March 2, 2017 | Contact Scott Lacefield

Texas Tech University System Chancellor Robert L. Duncan provided the following statement in support of former Texas Gov. Rick Perry’s appointment as the Secretary of the Department of Energy, which was confirmed today with a bipartisan vote in the U.S. Senate.

“Rick Perry has earned his reputation as a hard worker and legislator who’s not afraid to make the hard choices for the right reasons,” Duncan said. “Beginning with his time in the Texas House of Representatives, his work on the state budget was resolute and showed the signs of a leader willing to dig deep and work hard to find solutions.

“I was privileged to serve under Gov. Perry in the Texas Senate while he served as lieutenant governor. His leadership in the Senate came at a time of great transition and change for the state. His ability to negotiate tough solutions with members of both parties was critical. As he moved into the governor’s office, he had amassed a wealth of knowledge and experience that would be applied to his role as CEO of the state.

“During his tenure as governor, he was determined to improve the infrastructure and sustainability of Texas. He had great ideas and implemented plans for our state’s transportation, business development and water needs. Gov. Perry was also committed to energy generation and development from wind and other sources in the state, and helped make key advancements by supporting new energy technologies through the Texas Emerging Technology Fund.

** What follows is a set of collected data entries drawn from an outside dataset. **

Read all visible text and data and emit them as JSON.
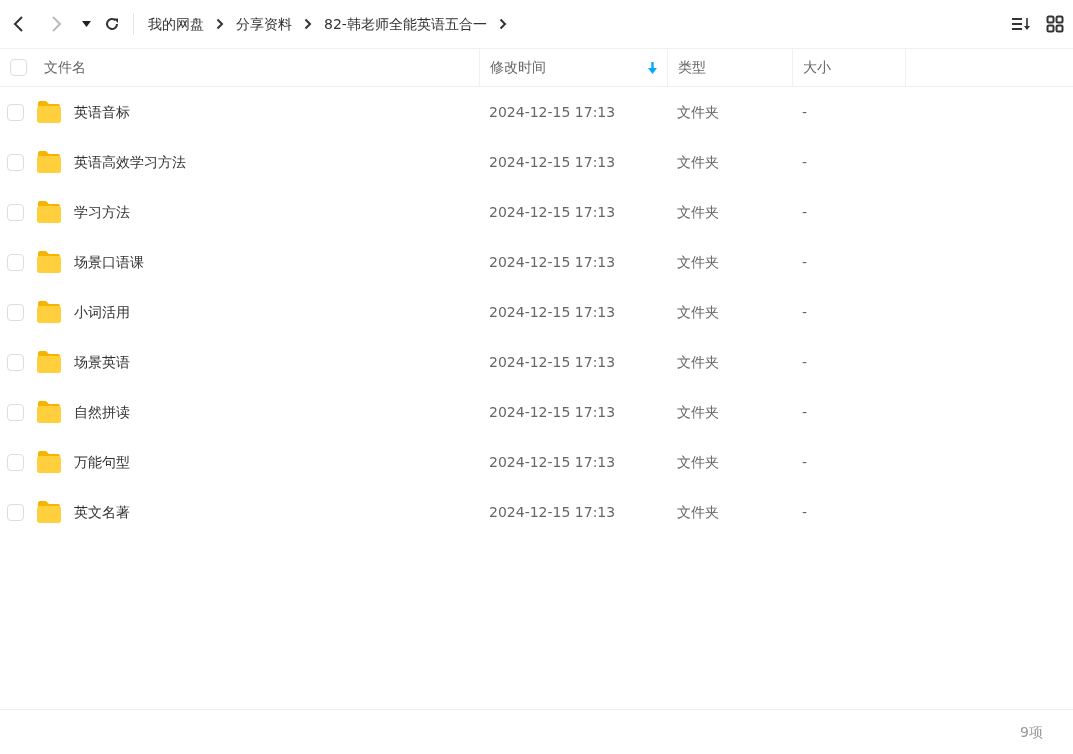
{
  "nav": {
    "back": {
      "disabled": false
    },
    "forward": {
      "disabled": true
    }
  },
  "breadcrumbs": [
    "我的网盘",
    "分享资料",
    "82-韩老师全能英语五合一"
  ],
  "table": {
    "select_all": {
      "checked": false
    },
    "columns": [
      {
        "label": "文件名",
        "sorted": false
      },
      {
        "label": "修改时间",
        "sorted": true
      },
      {
        "label": "类型",
        "sorted": false
      },
      {
        "label": "大小",
        "sorted": false
      }
    ],
    "rows": [
      {
        "name": "英语音标",
        "modified": "2024-12-15 17:13",
        "type": "文件夹",
        "size": "-",
        "checked": false
      },
      {
        "name": "英语高效学习方法",
        "modified": "2024-12-15 17:13",
        "type": "文件夹",
        "size": "-",
        "checked": false
      },
      {
        "name": "学习方法",
        "modified": "2024-12-15 17:13",
        "type": "文件夹",
        "size": "-",
        "checked": false
      },
      {
        "name": "场景口语课",
        "modified": "2024-12-15 17:13",
        "type": "文件夹",
        "size": "-",
        "checked": false
      },
      {
        "name": "小词活用",
        "modified": "2024-12-15 17:13",
        "type": "文件夹",
        "size": "-",
        "checked": false
      },
      {
        "name": "场景英语",
        "modified": "2024-12-15 17:13",
        "type": "文件夹",
        "size": "-",
        "checked": false
      },
      {
        "name": "自然拼读",
        "modified": "2024-12-15 17:13",
        "type": "文件夹",
        "size": "-",
        "checked": false
      },
      {
        "name": "万能句型",
        "modified": "2024-12-15 17:13",
        "type": "文件夹",
        "size": "-",
        "checked": false
      },
      {
        "name": "英文名著",
        "modified": "2024-12-15 17:13",
        "type": "文件夹",
        "size": "-",
        "checked": false
      }
    ]
  },
  "status_bar": {
    "count": "9项"
  }
}
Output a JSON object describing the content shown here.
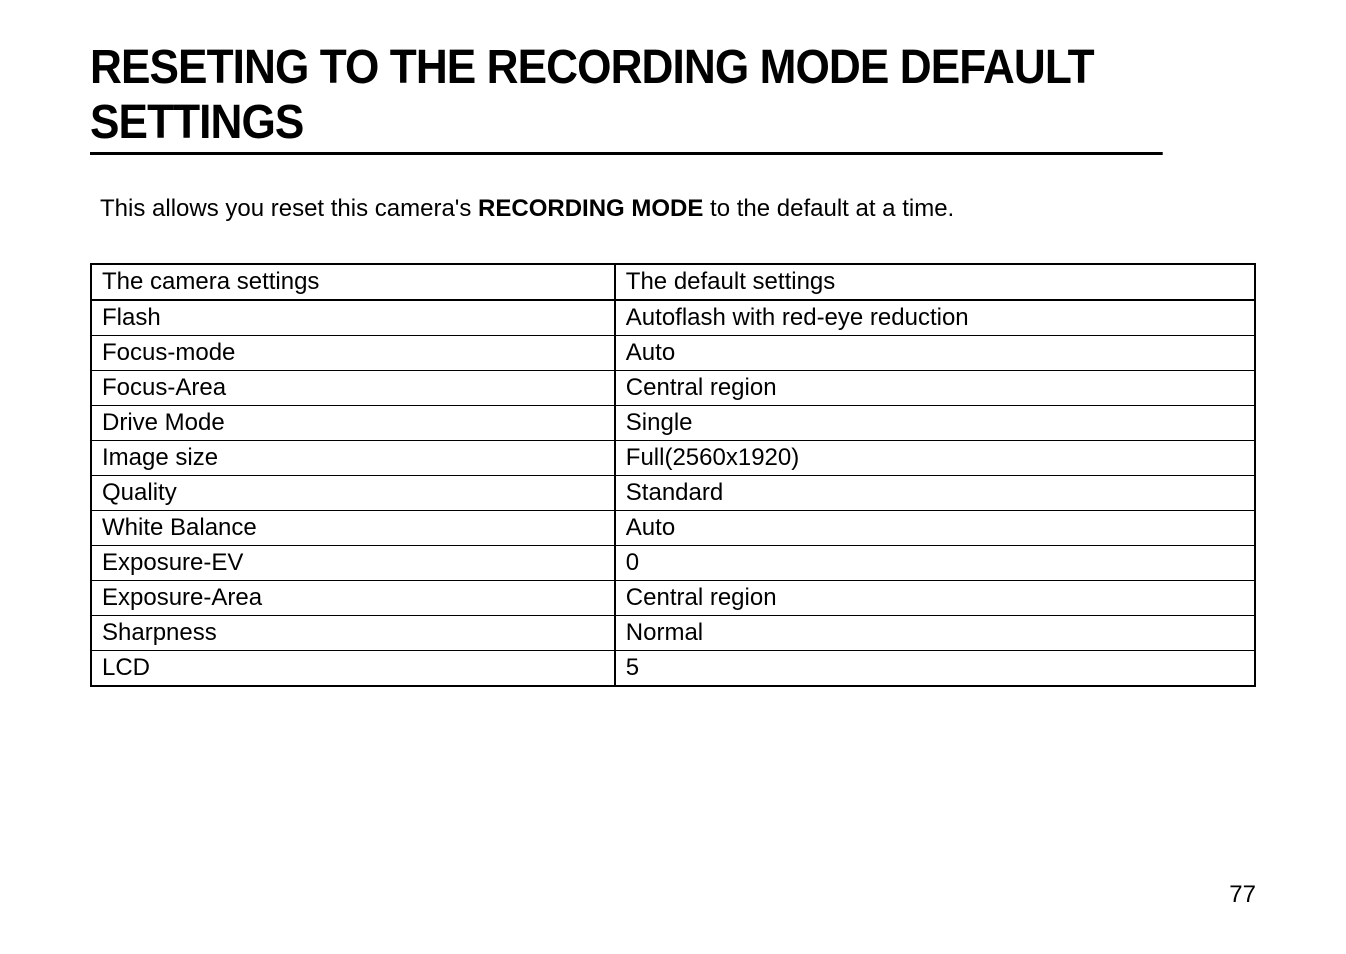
{
  "title": "RESETING TO THE RECORDING MODE DEFAULT SETTINGS",
  "intro_prefix": "This allows you reset this camera's ",
  "intro_bold": "RECORDING MODE",
  "intro_suffix": " to the default at a time.",
  "table": {
    "header_left": "The camera settings",
    "header_right": "The default settings",
    "rows": [
      {
        "setting": "Flash",
        "default": "Autoflash with red-eye reduction"
      },
      {
        "setting": "Focus-mode",
        "default": "Auto"
      },
      {
        "setting": "Focus-Area",
        "default": "Central region"
      },
      {
        "setting": "Drive Mode",
        "default": "Single"
      },
      {
        "setting": "Image size",
        "default": "Full(2560x1920)"
      },
      {
        "setting": "Quality",
        "default": "Standard"
      },
      {
        "setting": "White Balance",
        "default": "Auto"
      },
      {
        "setting": "Exposure-EV",
        "default": "0"
      },
      {
        "setting": "Exposure-Area",
        "default": "Central region"
      },
      {
        "setting": "Sharpness",
        "default": "Normal"
      },
      {
        "setting": "LCD",
        "default": "5"
      }
    ]
  },
  "page_number": "77"
}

“I believe Rick Perry’s ability and commitment to lead will be an asset to the U.S. Department of Energy, the new administration and our nation.”

Duncan became the fourth chancellor of the Texas Tech University System on July 7, 2014. Before becoming chancellor, Duncan served in the Texas Legislature for more than two decades. He was elected to District 84 in the Texas House of Representatives in 1992. In 1996, he won a special election to the Texas Senate, where he served until resigning to become chancellor.